阿呆らしい。
一人で期待して舞い上がって、馬鹿みたい。
「十和子、お茶。」の声に。
ヤカンと緑茶のティーバッグごと、目の前に置いてやった。
柊介が驚いた顔で私を見上げる。
それなのに、当の本人は動じず臆せず。涼しい顔でティーバッグに手を伸ばしただけだった。

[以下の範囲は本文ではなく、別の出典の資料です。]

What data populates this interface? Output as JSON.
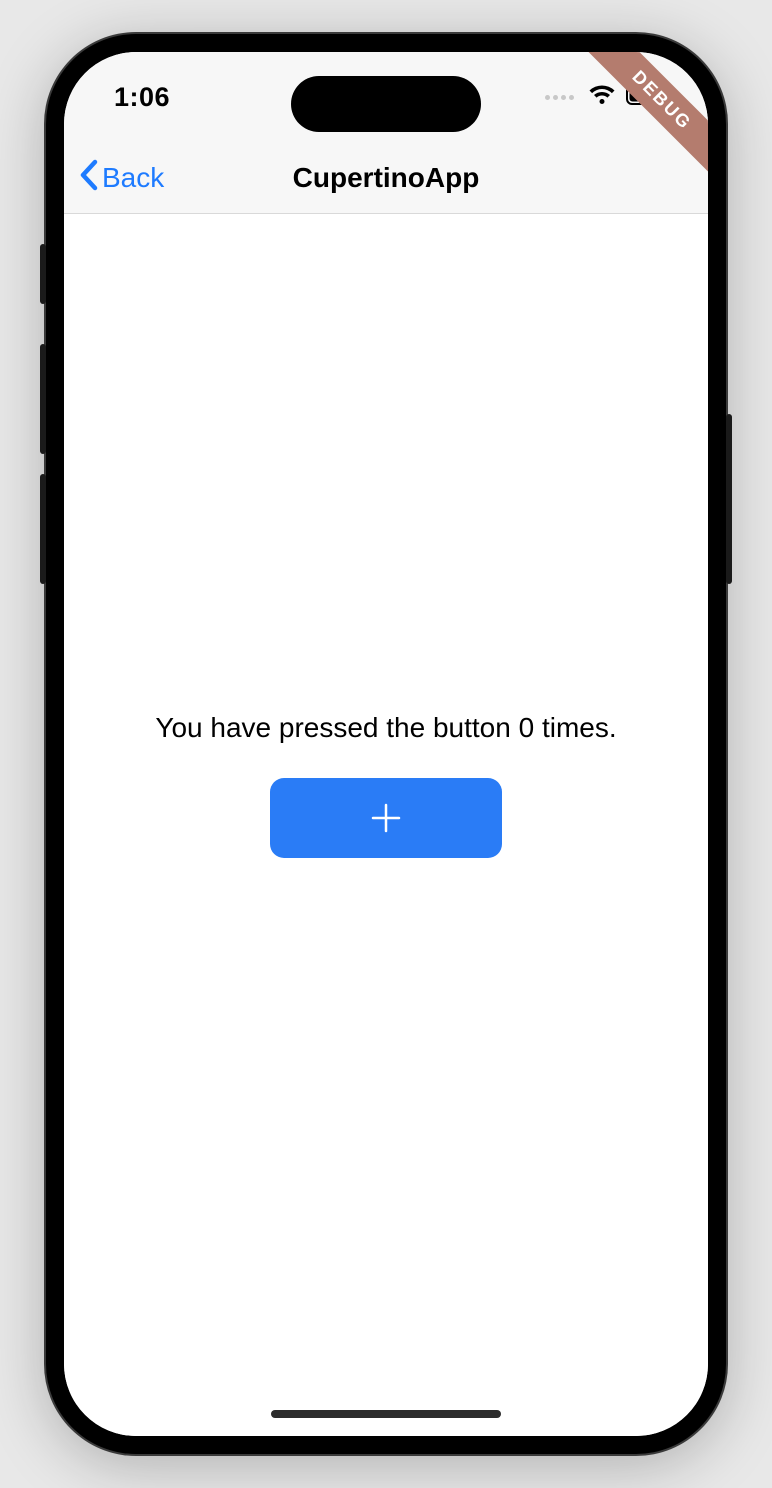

柊「十和子?そうか、いい加減疲れたよな?連れて帰ろうか?」
『疲れてない。帰らない。』
八つ当たりじゃない、これじゃ。
柊介へも、八坂さんにも。
情け無い。
なんか、ますます。
もう「帰るな」とも言ってくれないまま。八坂さんは、粛々と仕事を続ける。
八「・・・ぶっ。笑」
柊「ああ?怒」
八「江里、お前の去勢宣告、全然響いてないみたいだけど。すげぇ強気の施策書出してるぞ。」
エリーの施策書。少しだけ、その響きに耳が動いた。
きっといつもだったら、覗いてみたくなるんだろうけど。
八「どう思う?」
柊「却下。◯◯工業は絶対、下期で落ちるから。」
八「いや、見込みに筋が通ってる。おもしろいから、承認。」
柊「だったら聞くなっ!怒」
子供のような二人のやり取りにも、触診が動かない。
なんかひたすら、移り気な自分にガッカリ。
自分で自分に、ほとほと呆れる。
ワァワァと言い合う二人を尻目に、紅茶でも入れようと席を立つ。
勿論、自分のためだけに。
柊「十和?帰る?」
『帰らないっ!怒』
新しいマグに、コンビニで買ったリプトンのティーバッグを放って。
お湯を注いで、二人から死角になるはずであろう位置に腰を下ろした。
衝動的で本能的。振る舞いは全て思い付きで、他意なんてない。
そんな分析をしておきながら、私はあの人に何を期待していたんだろう。
あの夜のキスに。
何を見出そうとしていたんだろう。
リプトンのキャラメルティーからは、甘く焦がれた香りが立ち上がる。
口にすると苦いのに。ひたすらな甘さで、唇を誘うんだ。
あの夜のキスに、意味なんてない。
私たちは、たまたま居合わせただけで。たまたま、キスに流れただけで。
エレベーターに乗り合わせたのが私でなくても。
泣いたのが私でなくても、きっとキスしたんだろう。
・・・疲れた、もう。
深読みは、もうしない。
あの夜は、たまたまお互いがそこにいただけだ。
折り曲げた膝を抱き寄せた。
鼻先に触れたパーカーから、八坂さんの香りが溢れる。
この香りだけは嫌いになれないかも。
未だ子供のように八坂さんに楯突く柊介。
その声を遠くに聞きながら、目を閉じた。